One pair has laid, hatched and fledged eaglets from the accessible nest.

Berry College had planned to construct an athletic facility near where one nest is located but has moved the construction site away to avoid interfering with the eagles.

I have never seen a bald eagle in Georgia, so it was a real thrill to see this one. There is an eagle nest on an old bridge over the Tennessee River near Scottsboro, Alabama. I used to cross that bridge almost every week when I worked in Huntsville, and I am pretty sure I saw an eagle on that nest on one occasion. The only other time I have seen eagles is when Leah and I visited Alaska on our honeymoon in 2005.

Representatives of the deer-hunting population

I know there must be plenty of responsible deer hunters around here. They must identify their target before they shoot and have the skill to kill it quickly. They must take the dead deer out of the woods and either butcher it or have it done by someone else. They must eat the meat or donate it to someone who needs or wants it. They may keep the head or pelt as a trophy, or they may not.

I know there must be plenty of them around here, but all I see is evidence of the other kind. Last year I saw five or six deer carcasses that had been thrown off the road over the mountain. So far this year I have seen two. The first was a small deer that was lying behind a large tree just off the side of the road. Its head had been removed, but nothing else. I saw that one about two weeks ago. The second was a larger deer that had been left at the side of the road near the intersection of Fouche Gap Road and Lavender Trail. It has been skinned, but nothing else had been taken. The meat the head were still on the carcass.

Of course the responsible hunters don’t do things like that, so all I see is evidence that deer hunters are irresponsible, wasteful and inconsiderate. And I think that’s a generous characterization.

Green on blue

This little green anole was perched on the last blue hydrangea bloom on the plant.

anole on blue

I didn’t have a camera when I saw it, so I ran inside and grabbed one. I thought it would be gone before I got back, but it stayed. It didn’t stay long; as soon as I got near, it disappeared into the blue.

On the Zoe front, still no news. We have placed an ad in the local newspaper, but it won’t appear until Tuesday. I’m not quite ready to give up on his return, but I have to admit I think the probability is small and shrinking.

Come Back, Little Zoe

Our cat Zoe has disappeared. Leah let him out Thursday night around 11. He ate a little dry food in the garage and we haven’t seen him since. Normally when he stays out overnight, he’s at the door first thing for his food. But not Friday morning.

We’ve looked in all the places he frequents, but there is absolutely no sign of him.

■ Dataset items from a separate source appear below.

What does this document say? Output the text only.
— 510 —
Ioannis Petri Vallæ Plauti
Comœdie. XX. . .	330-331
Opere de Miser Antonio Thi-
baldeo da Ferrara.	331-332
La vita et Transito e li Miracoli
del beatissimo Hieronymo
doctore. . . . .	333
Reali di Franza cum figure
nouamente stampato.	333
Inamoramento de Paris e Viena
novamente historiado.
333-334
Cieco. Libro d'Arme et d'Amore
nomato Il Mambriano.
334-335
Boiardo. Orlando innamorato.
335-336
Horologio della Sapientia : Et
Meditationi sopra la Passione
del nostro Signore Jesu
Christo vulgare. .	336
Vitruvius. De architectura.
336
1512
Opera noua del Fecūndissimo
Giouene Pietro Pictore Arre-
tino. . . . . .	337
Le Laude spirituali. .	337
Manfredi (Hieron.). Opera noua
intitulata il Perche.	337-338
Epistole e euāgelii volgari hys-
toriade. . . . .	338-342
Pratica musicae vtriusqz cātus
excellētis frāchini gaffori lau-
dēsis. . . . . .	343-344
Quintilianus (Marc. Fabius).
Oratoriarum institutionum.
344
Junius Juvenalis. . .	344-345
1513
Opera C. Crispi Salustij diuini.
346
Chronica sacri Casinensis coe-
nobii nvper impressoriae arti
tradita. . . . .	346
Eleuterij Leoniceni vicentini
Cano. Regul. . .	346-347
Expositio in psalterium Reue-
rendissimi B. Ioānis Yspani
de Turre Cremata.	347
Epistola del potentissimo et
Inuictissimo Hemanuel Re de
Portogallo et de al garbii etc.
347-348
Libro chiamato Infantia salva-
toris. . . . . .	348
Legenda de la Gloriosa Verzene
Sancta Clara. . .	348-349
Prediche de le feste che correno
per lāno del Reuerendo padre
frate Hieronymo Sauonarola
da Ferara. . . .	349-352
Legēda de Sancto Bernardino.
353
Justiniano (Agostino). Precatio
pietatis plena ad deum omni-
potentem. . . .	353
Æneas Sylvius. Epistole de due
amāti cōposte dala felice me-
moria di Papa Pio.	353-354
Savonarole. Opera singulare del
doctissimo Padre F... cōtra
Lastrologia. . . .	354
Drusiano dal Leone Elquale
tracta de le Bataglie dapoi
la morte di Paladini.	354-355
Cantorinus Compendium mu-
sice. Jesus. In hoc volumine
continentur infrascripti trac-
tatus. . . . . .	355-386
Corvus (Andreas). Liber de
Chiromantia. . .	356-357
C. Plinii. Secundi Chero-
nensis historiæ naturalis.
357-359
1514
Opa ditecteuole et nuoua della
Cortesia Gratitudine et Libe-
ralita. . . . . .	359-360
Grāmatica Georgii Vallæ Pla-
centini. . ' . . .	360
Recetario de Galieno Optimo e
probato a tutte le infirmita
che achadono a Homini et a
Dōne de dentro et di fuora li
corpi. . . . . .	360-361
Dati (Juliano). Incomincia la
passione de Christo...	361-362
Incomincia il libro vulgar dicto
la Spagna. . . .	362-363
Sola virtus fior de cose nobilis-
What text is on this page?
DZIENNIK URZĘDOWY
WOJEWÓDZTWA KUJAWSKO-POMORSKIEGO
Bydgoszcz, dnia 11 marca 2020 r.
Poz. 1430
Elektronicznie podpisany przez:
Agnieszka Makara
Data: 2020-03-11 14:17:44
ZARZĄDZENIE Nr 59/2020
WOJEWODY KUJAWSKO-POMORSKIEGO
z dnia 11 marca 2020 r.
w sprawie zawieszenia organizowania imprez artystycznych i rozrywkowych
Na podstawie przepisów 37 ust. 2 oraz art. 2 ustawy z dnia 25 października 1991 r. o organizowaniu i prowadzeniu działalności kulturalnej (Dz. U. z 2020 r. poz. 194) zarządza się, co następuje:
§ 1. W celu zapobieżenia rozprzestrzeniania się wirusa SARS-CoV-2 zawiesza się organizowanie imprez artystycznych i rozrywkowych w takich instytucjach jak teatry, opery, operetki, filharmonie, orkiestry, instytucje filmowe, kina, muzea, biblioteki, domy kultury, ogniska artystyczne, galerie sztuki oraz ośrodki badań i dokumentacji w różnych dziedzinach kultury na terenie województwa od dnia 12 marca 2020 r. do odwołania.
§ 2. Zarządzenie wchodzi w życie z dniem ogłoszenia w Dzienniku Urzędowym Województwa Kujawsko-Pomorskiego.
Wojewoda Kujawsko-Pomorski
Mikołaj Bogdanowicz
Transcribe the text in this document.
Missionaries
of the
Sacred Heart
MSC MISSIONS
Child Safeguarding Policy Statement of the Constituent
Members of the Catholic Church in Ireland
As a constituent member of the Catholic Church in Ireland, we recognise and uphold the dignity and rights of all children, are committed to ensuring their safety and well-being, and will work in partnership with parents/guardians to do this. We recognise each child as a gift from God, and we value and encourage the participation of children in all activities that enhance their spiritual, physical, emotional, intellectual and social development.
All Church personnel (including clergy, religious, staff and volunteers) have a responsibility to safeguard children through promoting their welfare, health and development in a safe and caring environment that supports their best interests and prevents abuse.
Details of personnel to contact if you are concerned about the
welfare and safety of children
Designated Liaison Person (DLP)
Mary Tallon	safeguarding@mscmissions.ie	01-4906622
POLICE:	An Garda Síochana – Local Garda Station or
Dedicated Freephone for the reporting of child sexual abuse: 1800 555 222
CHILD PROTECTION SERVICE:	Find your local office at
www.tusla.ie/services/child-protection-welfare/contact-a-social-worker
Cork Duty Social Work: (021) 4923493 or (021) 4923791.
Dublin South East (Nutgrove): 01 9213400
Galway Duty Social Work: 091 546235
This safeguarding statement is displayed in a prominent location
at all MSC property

We’ve had cats that stay outside ever since we moved up here, and, although there are potential predators around, there have never been any problems. I have seen coyotes in the woods and on Fouche Gap Road some distance away, but we have never seen one anywhere near the house. I don’t think foxes are responsible; they have eaten cat food in the driveway with the cats looking on, and the cats and the foxes never bother each other.

Zoe doesn’t stray far from the house, so we don’t think he has wandered off and found a new home. Besides, all of our closer neighbors know who he belongs to, so they would let us know.

It just doesn’t make any sense.

So far he has been missing for 24 hours. We haven’t completely given up hope that he will show up again. He hasn’t been the most rewarding cat to own, but Leah is really attached to him.